应天府城南,一处不起眼的隐秘私宅。
黄子澄坐在书房的主位上,面前放着一杯早已经彻底凉透的茶水。
他那张平日里总是挂着成竹在胸笑容的脸,此刻紧绷得犹如一张拉满的弓。
按照计划,昨夜那名刺客得手后,应该在黎明破晓前,带着苏文药箱里的所有东西,来到城外十里的废窑与他的人碰头。
但现在已经是日时分。
书房的门被人急促地推开,一股裹挟着冰雪气息的寒风猛地灌了进来。
黄子澄的心腹长随连滚带爬地跨过门槛,反手将门死死闩上,满头大汗地跪在青砖地上,大口大口地喘着粗气。
“老爷……”心腹咽了一口干涩的唾沫,声音都在发着颤,“人找到了。”
黄子澄猛地站起身。
“东西呢?配方和那些药丸带回来了吗?”
心腹把头埋得极低,根本不敢去看黄子澄的眼睛。
“没见着东西,老爷。
那名刺客……死了。
尸体是咱们的人沿着撤退路线,在城外一处废弃的深水塘里捞出来的,身上绑着两块沉底的废砖。”
黄子澄的瞳孔剧烈收缩。
“谁干的?是锦衣卫?”
“不像。”
心腹摇了摇头,语气中透着一股浓浓的恐惧,
“仵作验过了,刺客背后的脊椎被人用重力直接砸断,后脑枕骨下方中了一刀。
一击切断中枢,干脆利。
这不是江湖寻仇,更不是锦衣卫诏狱那一套抓活口审问的做派。
这手法……倒像是边军斥候在战场上摸营暗杀的手段。”
听到“边军斥候”四个字,黄子澄只觉得后背渗出一层细密的冷汗,瞬间湿透了里衣。
刺客死了,身上被搜刮得干干净净,没有任何身份标识,连带着苏文那些足以改变朝局的神药和配方,也一同人间蒸发。
黄子澄跌坐在椅子上,大脑开始疯狂地运转。
谁干的?
知道这场刺杀计划的,满打满算就那么几个人。
除了他自己和几个绝对心腹,就只有东宫的那位——太子妃吕氏!
“好一招过河拆桥!”
黄子澄咬牙切齿,猛地一拳砸在书案上。
他觉得自己看透了这背后的阴谋。
吕氏这是在利用完他之后,派了另一拨人暗中盯着,直接截了胡!
吕氏是太子的正妃,是太孙朱允炆的生母。
那神药如果掌握在她手里,就等于彻底捏住了太子朱标的命门。
将来太子若是病重不治,太孙顺理成章地登基,她便是名正言顺的皇太后。
而他黄子澄,不过是个外臣,知道得太多,反而是个隐患。
吕氏不仅想要独吞那些无价之宝,更是想切断所有的线索,让苏文之死变成一桩无头悬案。
“你想独吞,没那么容易。”黄子澄眼中闪过一丝狠厉。
同日深夜,东宫偏殿。
殿内地龙烧得极旺,几盏婴儿手臂粗的牛油巨烛将四周照得通明。
太子妃吕氏手里拨弄着一串紫檀佛珠。
她保养得宜的脸上看不出太多岁月的痕迹,但那一双细长的凤目中,此刻却凝结着一层厚厚的寒霜。

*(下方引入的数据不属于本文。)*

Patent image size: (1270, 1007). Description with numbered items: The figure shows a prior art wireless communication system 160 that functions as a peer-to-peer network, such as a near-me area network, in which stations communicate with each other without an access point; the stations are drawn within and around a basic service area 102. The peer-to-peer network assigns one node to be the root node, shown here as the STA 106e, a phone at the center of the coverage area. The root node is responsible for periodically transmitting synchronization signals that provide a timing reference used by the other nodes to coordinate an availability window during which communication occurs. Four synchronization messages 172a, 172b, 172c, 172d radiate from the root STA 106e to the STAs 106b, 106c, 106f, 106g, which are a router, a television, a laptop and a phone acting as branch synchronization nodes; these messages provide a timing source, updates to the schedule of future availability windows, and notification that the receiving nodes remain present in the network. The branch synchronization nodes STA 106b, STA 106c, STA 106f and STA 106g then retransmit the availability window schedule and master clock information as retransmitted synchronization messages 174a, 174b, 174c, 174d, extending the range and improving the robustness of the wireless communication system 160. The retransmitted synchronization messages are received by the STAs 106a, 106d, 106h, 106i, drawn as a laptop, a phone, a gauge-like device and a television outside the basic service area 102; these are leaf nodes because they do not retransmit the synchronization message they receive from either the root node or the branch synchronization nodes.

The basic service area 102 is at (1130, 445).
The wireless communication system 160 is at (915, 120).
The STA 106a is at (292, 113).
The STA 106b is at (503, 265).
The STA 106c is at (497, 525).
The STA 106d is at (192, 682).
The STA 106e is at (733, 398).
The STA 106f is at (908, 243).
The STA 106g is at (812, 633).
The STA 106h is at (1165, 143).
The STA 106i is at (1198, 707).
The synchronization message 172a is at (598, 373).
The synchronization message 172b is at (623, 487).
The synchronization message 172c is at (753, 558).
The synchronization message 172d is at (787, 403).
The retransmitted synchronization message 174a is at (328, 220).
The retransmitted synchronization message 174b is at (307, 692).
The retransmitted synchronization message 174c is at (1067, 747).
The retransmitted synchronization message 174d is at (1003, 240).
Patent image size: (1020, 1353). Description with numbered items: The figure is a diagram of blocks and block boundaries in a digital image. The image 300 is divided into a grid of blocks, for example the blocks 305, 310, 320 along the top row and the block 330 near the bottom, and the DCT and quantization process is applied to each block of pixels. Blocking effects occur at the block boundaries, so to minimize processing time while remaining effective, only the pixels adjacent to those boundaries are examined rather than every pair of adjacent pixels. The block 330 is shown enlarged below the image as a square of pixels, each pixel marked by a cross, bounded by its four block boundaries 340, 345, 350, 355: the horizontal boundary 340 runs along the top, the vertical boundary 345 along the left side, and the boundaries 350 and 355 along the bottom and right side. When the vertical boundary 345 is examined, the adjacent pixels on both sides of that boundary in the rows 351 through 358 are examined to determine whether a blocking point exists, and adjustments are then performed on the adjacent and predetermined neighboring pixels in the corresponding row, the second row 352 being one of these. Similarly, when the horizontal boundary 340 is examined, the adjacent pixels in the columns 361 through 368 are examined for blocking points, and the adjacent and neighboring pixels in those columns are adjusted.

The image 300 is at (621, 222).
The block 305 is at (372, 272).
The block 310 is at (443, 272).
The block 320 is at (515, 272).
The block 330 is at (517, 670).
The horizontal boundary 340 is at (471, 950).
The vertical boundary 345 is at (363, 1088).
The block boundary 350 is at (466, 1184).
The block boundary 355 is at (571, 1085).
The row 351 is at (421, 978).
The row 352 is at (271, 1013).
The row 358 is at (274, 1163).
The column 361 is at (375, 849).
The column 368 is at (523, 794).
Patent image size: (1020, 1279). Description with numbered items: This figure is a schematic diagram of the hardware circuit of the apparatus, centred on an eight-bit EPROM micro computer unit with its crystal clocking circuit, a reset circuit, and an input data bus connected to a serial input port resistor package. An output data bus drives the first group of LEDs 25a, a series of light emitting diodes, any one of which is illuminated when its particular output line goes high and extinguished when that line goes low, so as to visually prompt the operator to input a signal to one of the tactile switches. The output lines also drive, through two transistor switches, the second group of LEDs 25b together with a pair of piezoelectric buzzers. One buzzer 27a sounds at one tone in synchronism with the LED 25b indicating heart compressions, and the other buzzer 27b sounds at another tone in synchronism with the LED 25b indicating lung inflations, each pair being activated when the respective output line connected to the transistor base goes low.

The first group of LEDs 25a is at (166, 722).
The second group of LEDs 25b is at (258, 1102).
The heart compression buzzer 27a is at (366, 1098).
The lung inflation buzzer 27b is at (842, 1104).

一名贴身太监低着头,快步走到凤座旁,压低了嗓音汇报。
“娘娘,城外的眼线递来准信。
黄大人派去的那名刺客,被人抛尸在废弃水塘里。
苏文药箱里的那些东西,全都不翼而飞了。”
“啪”的一声。
吕氏拨弄佛珠的动作猛地停住。
“东西没带回来?”吕氏的声音极为平缓,却透着一股让人心悸的压迫感。
“搜得比洗过还干净,连张纸片都没留下。”太监如实回答。
吕氏冷笑了一声,挥手示意太监退下。
大殿内只剩下她一人。
她站起身,在大殿中缓缓踱步。
“黄子澄,你好大的胃口!”
吕氏在心里暗自咒骂。
她几乎在得到消息的第一时间,就把怀疑的矛头指向了黄子澄。
这个江南士族的领袖,看似温文尔雅,实则野心勃勃。
神药的配方意味着什么?
如果能私下找人仿制,那不仅是可以拉拢天下权贵的无价之宝,更是未来制衡东宫的终极筹码。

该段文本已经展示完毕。